As is widely known, Alcoholics Anonymous (AA) exists to provide support for those struggling with alcoholism, and support generated by how other alcoholics share their experiences in a safe setting. The meetings may be found in cities and towns throughout the nation, they may exist as impromptu gatherings when several alcoholics require interaction, they offer opportunities for sponsorship when a member seeks guidance, and all of this occurs in an arena in which protecting personal identity is paramount, due to the stigma and risks common when an individual is publicly identified as alcoholic. The meeting I attended was in a church, but meetings in every region and city take place in any setting members may employ, from private homes to businesses providing spaces after working hours. Then, and while AA is centered on its twelve-step program, it nonetheless upholds personal autonomy, and judgment of others is absent; no matter the circumstances, only the individual may determine him or herself as alcoholic. All of this was evident to me as I attended a meeting and engaged in conversation with members before and afterward, just as I learned how various professional and social services are referred to, and suggested for, those seen as perhaps in need of them. Moreover, the atmosphere was welcoming and positive, and I had the impression that this environment as free from pressure is a vital component in the organization.
For the nurse, it is important to comprehend AA, not only as a program for alcoholics, but as community-driven. More so than ever before, nursing associations stress the critical role of the nurse in the community setting; the agenda is to recognize how, in addressing health concerns in these arenas, the individual is served because interventions impact on the surrounding population (Lundy, Janes, 2014, p. 34). My AA experience greatly affirmed this, and interesting ways. On one level, I recognized that the nurse’s role in any community initiative must acknowledge and respect how that effort exists as defined by those creating it. AA is very much about care and protection for alcoholics, and its emphasis on anonymity directly impacts on the community relationship. More exactly, and as improved health and well-being are the chief concerns of the nurse, involvement with AA translates to the need to appreciate how the individual’s role in their community cannot be compromised, and because alcoholism, like so many other afflictions and addictions, is inherently complex. Physical, emotional, communal, and psychological elements all come into play as the alcoholic works to achieve ongoing sobriety, and the nurse must comprehend the entirety of this reality if they are to positively impact on this particular community process.

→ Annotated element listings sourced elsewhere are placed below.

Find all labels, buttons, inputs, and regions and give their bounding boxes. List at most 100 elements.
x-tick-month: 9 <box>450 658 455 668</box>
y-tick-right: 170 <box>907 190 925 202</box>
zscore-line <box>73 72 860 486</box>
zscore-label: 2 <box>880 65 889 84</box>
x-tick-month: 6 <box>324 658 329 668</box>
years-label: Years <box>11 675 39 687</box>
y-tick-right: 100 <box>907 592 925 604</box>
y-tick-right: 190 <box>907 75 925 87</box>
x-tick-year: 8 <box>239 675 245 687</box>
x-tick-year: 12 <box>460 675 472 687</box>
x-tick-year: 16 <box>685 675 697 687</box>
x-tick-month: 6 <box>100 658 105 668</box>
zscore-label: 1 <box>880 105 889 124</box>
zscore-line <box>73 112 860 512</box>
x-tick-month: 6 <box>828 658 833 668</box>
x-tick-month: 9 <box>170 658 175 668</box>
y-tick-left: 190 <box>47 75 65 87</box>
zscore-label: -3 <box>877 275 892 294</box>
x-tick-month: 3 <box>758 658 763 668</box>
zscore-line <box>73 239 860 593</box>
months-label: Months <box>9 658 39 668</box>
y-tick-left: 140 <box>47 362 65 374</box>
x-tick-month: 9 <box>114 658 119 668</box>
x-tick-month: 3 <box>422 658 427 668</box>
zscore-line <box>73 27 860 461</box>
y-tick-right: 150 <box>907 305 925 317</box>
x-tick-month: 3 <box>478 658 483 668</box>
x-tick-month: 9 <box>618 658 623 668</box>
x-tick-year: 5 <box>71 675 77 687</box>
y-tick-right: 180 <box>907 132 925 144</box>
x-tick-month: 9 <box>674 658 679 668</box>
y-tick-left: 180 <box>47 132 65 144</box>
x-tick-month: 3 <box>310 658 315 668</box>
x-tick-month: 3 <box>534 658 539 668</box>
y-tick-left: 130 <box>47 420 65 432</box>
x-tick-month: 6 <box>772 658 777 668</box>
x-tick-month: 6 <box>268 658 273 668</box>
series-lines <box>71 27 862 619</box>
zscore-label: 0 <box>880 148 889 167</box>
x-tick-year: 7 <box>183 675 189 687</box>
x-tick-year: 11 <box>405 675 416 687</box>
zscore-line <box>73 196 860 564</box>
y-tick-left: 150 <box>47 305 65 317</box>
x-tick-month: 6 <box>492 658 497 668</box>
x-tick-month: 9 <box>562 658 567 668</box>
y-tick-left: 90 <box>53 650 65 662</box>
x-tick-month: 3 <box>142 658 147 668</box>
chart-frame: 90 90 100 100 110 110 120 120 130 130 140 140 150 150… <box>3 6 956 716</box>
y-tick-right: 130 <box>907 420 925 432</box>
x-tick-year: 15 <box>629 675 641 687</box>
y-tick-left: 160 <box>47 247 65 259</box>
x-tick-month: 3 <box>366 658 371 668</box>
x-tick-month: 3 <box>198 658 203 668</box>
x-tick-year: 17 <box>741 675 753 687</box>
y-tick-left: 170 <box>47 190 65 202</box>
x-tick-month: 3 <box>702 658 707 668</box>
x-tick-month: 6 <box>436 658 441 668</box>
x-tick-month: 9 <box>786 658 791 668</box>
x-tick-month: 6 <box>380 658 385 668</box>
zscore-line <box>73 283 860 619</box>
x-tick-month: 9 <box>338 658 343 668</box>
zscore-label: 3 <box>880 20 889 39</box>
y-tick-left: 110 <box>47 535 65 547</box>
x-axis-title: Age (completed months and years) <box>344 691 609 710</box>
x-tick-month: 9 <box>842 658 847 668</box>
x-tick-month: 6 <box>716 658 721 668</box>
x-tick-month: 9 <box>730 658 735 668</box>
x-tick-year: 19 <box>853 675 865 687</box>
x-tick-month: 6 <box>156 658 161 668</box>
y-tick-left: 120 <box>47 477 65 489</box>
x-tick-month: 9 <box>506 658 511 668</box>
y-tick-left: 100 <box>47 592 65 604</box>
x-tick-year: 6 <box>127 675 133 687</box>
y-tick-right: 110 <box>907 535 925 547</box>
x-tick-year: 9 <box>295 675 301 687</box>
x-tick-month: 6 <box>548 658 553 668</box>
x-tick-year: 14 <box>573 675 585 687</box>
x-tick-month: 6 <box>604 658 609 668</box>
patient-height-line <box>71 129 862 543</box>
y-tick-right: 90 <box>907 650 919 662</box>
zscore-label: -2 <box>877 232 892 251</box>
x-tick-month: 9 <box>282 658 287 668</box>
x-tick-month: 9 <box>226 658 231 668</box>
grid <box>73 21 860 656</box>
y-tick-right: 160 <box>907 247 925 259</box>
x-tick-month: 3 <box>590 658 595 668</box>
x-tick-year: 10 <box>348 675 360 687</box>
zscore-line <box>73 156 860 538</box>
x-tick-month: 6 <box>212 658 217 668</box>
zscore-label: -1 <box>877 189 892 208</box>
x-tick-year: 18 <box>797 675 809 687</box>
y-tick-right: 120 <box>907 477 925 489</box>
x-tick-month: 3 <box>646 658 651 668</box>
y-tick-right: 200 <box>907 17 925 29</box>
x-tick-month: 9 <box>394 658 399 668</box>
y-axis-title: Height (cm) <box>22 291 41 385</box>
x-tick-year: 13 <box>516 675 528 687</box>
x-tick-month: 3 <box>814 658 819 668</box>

In any community effort, the role of the nurse must be based on how that effort exists and, when AA is the subject, a number of imperatives demand attention. To begin with, the nurse’s thinking regarding the disease is critical, and: “Only a few studies have investigated the relationship between health professionals’ personal alcohol attitudes…and their professional alcohol-related health promotion practices” (Bakhshi, While, 2013, p. 245). This promotes the individual nurse’s need to understand their own perceptions and be as informed as possible, before seeking to intervene or assist. Given the fundamental ideology of AA, in fact, it seems most beneficial for the nurse involved in a group to be present as both professional and as community member; more exactly, they should make it known that they may be of service as a nurse, but never assume an authoritative or intrusive identity as such. AA is largely, if not completely, in place to enable and encourage alcoholics to achieve sobriety themselves, as no external force may “cure” or cease the substance abuse. This being the case, then, and as with other services, what the nurse may do is be passively present, and known as available for those who feel the need of a nurse’s expertise. Terminology alone is a challenge, also, if the nurse is to intervene in any meaningful way. Alcoholics identify themselves as such at AA meetings; it is, in fact, the standard introduction made before a member or guest speaks. However, when the term is used by an external party, the stigma is emphasized (Smith, 2012, p. 70). AA certainly understands the “shame” component, and the nurse is obligated to exercise consideration in all contact with AA members.
In essence, my experience with an AA meeting was informative in a variety of ways. I did know the challenges alcoholics face in pursuing recovery but, and as many members learn, these challenges become more appreciated when the individual struggles of others are shared. Moreover, and from a nurse’s point of view, I perceived the importance of health care professionals in such a setting, if only because some alcoholics place themselves in physical danger through attempts to binge drinking. Some people, I observed, come to the meetings while not yet sober, and the nurse is then empowered to educate and help them before they undergo withdrawal. Beyond this, I cannot overstate how critical it is that the nurse within the AA environment act as a passive, but known, presence. The organization’s foundation is to “be there” for others in distress and the nurse, professional identity notwithstanding, cannot be of service if they too overtly intervene. Lastly, my impression is that AA is an ideal forum in which the nurse motivated to impact positively on the community may do so in respectful ways, through awareness and a considerate presence as being available to those most vulnerable, and desiring a nurse’s interest and abilities.